EKREM İMAMOĞLU
Ekrem İmamoğlu'nun 2023 yılı itibarıyla İstanbul Büyükşehir Belediye Başkanlığı görevinde hukuki bir süreçle karşı karşıya kalması, Türk demokrasisi ve hukukun üstünlüğü konusunda ciddi soruları gündeme getirdi.
Özellikle İmamoğlu'nun gözaltına alınması, siyasi arenada tartışmalara yol açarken, aynı zamanda bireysel haklar ve demokratik değerlerin korunması konusunda da önemli bir dönüm noktası olabilir.
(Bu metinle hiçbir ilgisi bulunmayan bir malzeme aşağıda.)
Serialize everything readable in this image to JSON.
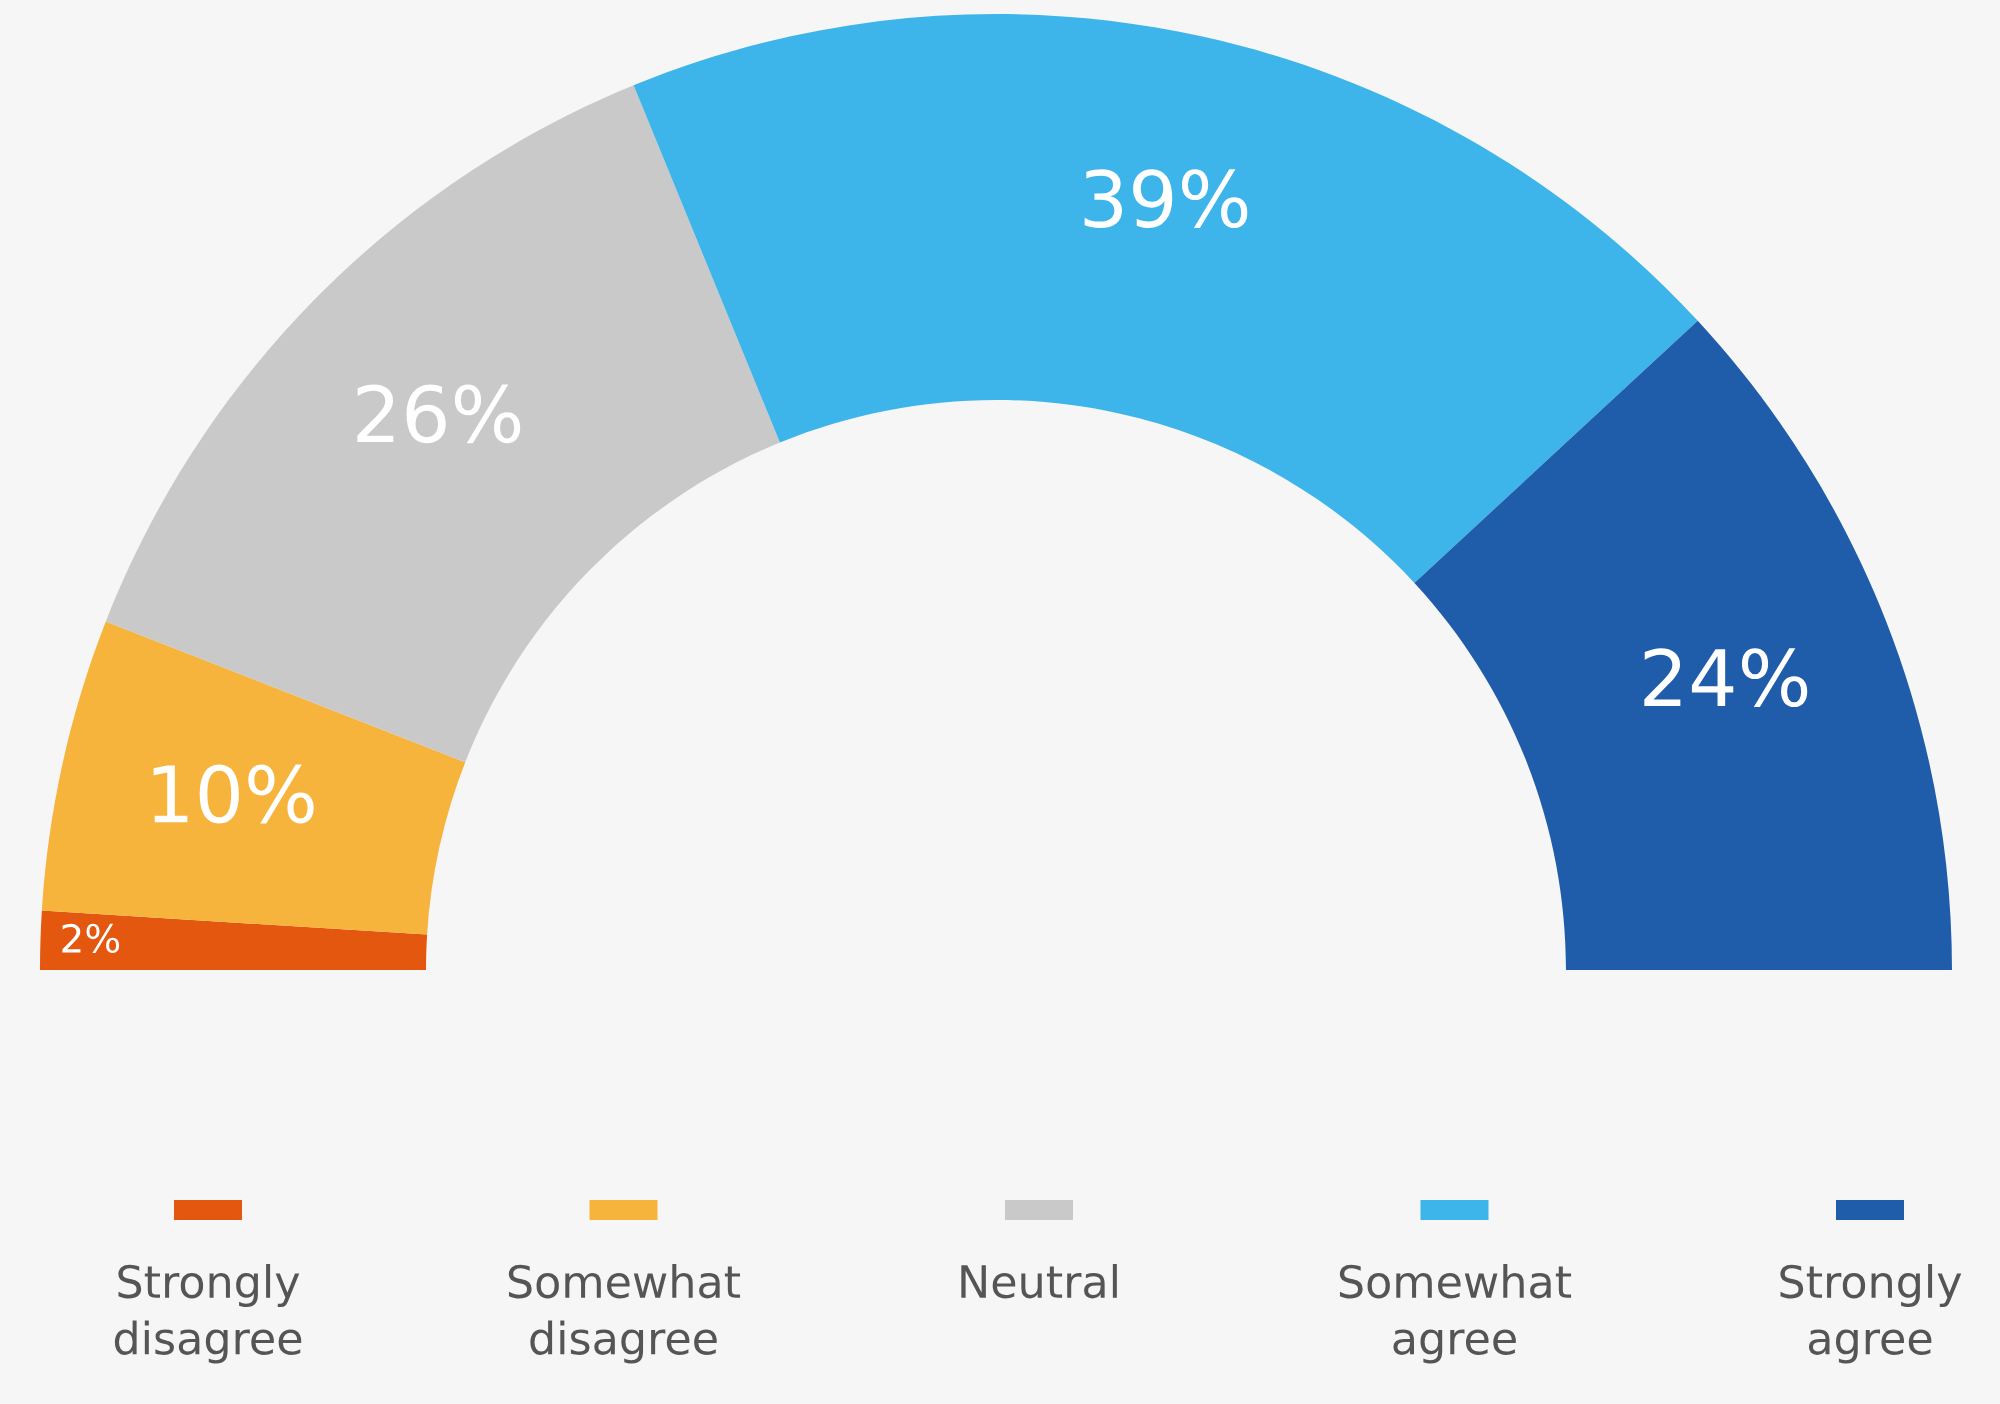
{
  "chart_data": {
    "type": "donut",
    "categories": [
      "Strongly disagree",
      "Somewhat disagree",
      "Neutral",
      "Somewhat agree",
      "Strongly agree"
    ],
    "values": [
      2,
      10,
      26,
      39,
      24
    ],
    "colors": [
      "#e4570f",
      "#f6b43c",
      "#c9c9c9",
      "#3db4ea",
      "#1f5dab"
    ],
    "value_labels": [
      "2%",
      "10%",
      "26%",
      "39%",
      "24%"
    ],
    "legend": "bottom"
  }
}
Türkiye'de hukukun üstünlüğü ilkesine her zamankinden daha fazla ihtiyaç duyulduğu tartışılmaz bir gerçektir. Hukuk, sadece bir toplumun düzenini sağlamakla kalmaz, aynı zamanda özgürlüklerin korunmasına, eşitliğin sağlanmasına ve adaletin temin edilmesine aracılık eder.
Ancak Ekrem İmamoğlu'nun gözaltına alınması, bu ilkelere aykırı bir durum ortaya koymuştur. Belediye başkanının, bir suçlamaya dayalı somut delil olmaksızın gözaltına alınması, iktidar ve muhalefet arasındaki güç dengesizliğini daha da derinleştiren bir hareket olmuştur.
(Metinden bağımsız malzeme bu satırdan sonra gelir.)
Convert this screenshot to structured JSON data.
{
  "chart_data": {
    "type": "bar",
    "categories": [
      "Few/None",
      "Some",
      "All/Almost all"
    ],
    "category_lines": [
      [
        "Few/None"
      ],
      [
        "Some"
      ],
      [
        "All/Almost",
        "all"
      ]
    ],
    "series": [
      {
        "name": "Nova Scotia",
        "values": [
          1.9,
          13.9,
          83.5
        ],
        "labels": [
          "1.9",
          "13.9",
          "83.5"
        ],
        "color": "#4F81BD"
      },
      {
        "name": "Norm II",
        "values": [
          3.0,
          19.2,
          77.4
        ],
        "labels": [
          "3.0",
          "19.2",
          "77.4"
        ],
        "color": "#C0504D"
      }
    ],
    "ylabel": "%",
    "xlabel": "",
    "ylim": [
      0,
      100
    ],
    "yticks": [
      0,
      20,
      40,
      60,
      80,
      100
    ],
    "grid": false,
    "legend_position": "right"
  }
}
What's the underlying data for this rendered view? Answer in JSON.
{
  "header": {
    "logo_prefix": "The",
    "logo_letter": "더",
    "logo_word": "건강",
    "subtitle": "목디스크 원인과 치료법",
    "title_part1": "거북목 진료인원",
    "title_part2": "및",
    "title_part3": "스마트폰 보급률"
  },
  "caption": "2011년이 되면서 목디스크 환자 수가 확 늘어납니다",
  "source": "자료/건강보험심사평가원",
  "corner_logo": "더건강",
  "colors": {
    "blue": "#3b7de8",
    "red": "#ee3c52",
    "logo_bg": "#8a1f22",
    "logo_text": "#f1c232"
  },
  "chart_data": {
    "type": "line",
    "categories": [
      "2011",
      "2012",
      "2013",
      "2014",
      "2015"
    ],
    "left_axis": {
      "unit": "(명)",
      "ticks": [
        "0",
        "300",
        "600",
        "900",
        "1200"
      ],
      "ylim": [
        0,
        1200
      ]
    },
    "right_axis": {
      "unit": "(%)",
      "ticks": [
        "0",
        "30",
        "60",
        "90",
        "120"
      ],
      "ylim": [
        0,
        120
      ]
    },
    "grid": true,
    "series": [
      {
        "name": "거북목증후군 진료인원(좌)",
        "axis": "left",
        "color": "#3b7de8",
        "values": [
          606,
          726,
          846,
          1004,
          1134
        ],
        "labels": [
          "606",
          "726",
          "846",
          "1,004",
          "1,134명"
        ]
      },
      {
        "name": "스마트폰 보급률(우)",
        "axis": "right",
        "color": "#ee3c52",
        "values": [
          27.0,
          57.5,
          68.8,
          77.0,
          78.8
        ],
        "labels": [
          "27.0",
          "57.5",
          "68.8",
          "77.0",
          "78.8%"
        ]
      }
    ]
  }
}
Avrupa ve ABD medyası dahi, "Erdoğan, siyasi rakibini devre dışı bırakmak istiyor" manşetleri atıyor. Güzel ülkemizi bu şekilde gündeme düşürmenizin sebebi siyasi hırs ve öfkeleriniz olabilir mi?
İBB başkanı, Ekrem İmamoğlu, Zafer Partisi Genel başkanı Ümit Özdağ ve Bağımsız Türkiye Partisi Genel başkanı Hüseyin Baş'a yapılan haksızlıklar sadece bireysel bir mücadele değil, aynı zamanda Türkiye'nin demokrasi ve adalet anlayışının sınandığı bir döneme şahit oluyoruz.
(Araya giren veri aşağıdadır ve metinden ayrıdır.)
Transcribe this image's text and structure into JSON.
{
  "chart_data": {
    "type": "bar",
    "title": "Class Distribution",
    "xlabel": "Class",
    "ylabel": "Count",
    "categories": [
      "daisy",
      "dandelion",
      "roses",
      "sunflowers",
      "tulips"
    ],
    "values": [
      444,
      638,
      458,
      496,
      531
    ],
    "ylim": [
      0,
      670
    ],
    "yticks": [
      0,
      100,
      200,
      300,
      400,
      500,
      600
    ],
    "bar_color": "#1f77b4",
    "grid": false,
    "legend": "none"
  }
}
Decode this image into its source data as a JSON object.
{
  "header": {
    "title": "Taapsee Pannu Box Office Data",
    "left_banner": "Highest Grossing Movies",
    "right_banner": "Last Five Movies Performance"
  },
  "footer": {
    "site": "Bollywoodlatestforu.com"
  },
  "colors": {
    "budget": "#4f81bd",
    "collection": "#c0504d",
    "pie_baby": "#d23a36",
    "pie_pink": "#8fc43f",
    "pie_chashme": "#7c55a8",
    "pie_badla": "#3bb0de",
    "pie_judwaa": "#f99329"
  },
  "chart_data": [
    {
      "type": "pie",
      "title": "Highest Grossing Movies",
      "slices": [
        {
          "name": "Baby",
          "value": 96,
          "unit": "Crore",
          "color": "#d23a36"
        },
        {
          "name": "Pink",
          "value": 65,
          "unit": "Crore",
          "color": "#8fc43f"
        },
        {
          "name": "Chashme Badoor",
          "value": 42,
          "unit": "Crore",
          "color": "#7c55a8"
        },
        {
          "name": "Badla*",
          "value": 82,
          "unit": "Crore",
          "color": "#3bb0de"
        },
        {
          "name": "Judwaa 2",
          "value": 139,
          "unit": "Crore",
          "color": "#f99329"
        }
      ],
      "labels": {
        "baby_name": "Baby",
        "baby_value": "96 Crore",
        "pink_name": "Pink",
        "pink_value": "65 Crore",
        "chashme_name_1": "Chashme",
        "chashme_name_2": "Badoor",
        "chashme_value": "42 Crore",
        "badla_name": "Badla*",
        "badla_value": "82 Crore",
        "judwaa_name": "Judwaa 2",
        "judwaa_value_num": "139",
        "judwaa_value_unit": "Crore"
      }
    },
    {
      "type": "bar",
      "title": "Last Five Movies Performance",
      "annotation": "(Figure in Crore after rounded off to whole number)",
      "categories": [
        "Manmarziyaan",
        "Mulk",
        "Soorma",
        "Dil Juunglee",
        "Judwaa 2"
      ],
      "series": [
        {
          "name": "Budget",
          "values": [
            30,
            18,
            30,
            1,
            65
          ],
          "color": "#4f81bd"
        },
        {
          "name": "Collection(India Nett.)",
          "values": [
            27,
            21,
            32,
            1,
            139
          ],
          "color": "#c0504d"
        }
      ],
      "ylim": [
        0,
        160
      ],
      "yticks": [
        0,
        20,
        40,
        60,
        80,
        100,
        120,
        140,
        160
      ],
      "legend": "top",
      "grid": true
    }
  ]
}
Bu süreç, Türkiye'deki siyasi yapının adaletle ne kadar örtüştüğünü sorgulayan ve demokratik hakların ihlali karşısında toplumsal bir farkındalık yaratan önemli bir örnek teşkil ediyor. İmamoğlu'nun mücadelesi, yalnızca kişisel bir zafer arayışından çok, adaletin ve demokrasinin daha sağlam temeller üzerine inşa edilmesi gerektiğini vurgulamaktadır.
Türkiye'de siyaset, sadece hukuki kurallara dayanmayan, aynı zamanda derin ideolojik ve toplumsal çatışmalarla şekillenen bir alan haline geldi. Vatandaş olarak diyorum ki, tüm siyasiler diplomalarını şeffaf bir biçimde halka ilan edebilir. Türkiye'de sahte diplomayı ve yolsuzluğu en iyi kimler yapabilir? Sistemi yönetenler mi?
Sistemi kurmak isteyenler mi?
Bu milleti yıllardır yöneten algı operasyonu ustaları, bu milletin mazluma ve haklıya nasıl sahip çıkabileceklerini hiç düşünmüyorlar mı? İddia ediyorum, hükümetin birçok vekili bırakın diplomayı, okuldan mezun olmayı, çarpım tablosunu bildiğine inanmıyorum. Bu devran hep böyle sürmez. Bağımsız Türkiye Partisi (BTP) Genel Başkanı Hüseyin Baş Bey'in de bu aralar söylediği, benim de çok sevdiğim bir sözü var: Rahmetli Karakoç'un dizeleridir.
Onlar sanıyorlar ki, biz sussak mesele kalmayacak. Halbuki, biz sussak, tarih susmayacak. Tarih sussa, hakikat susmayacak.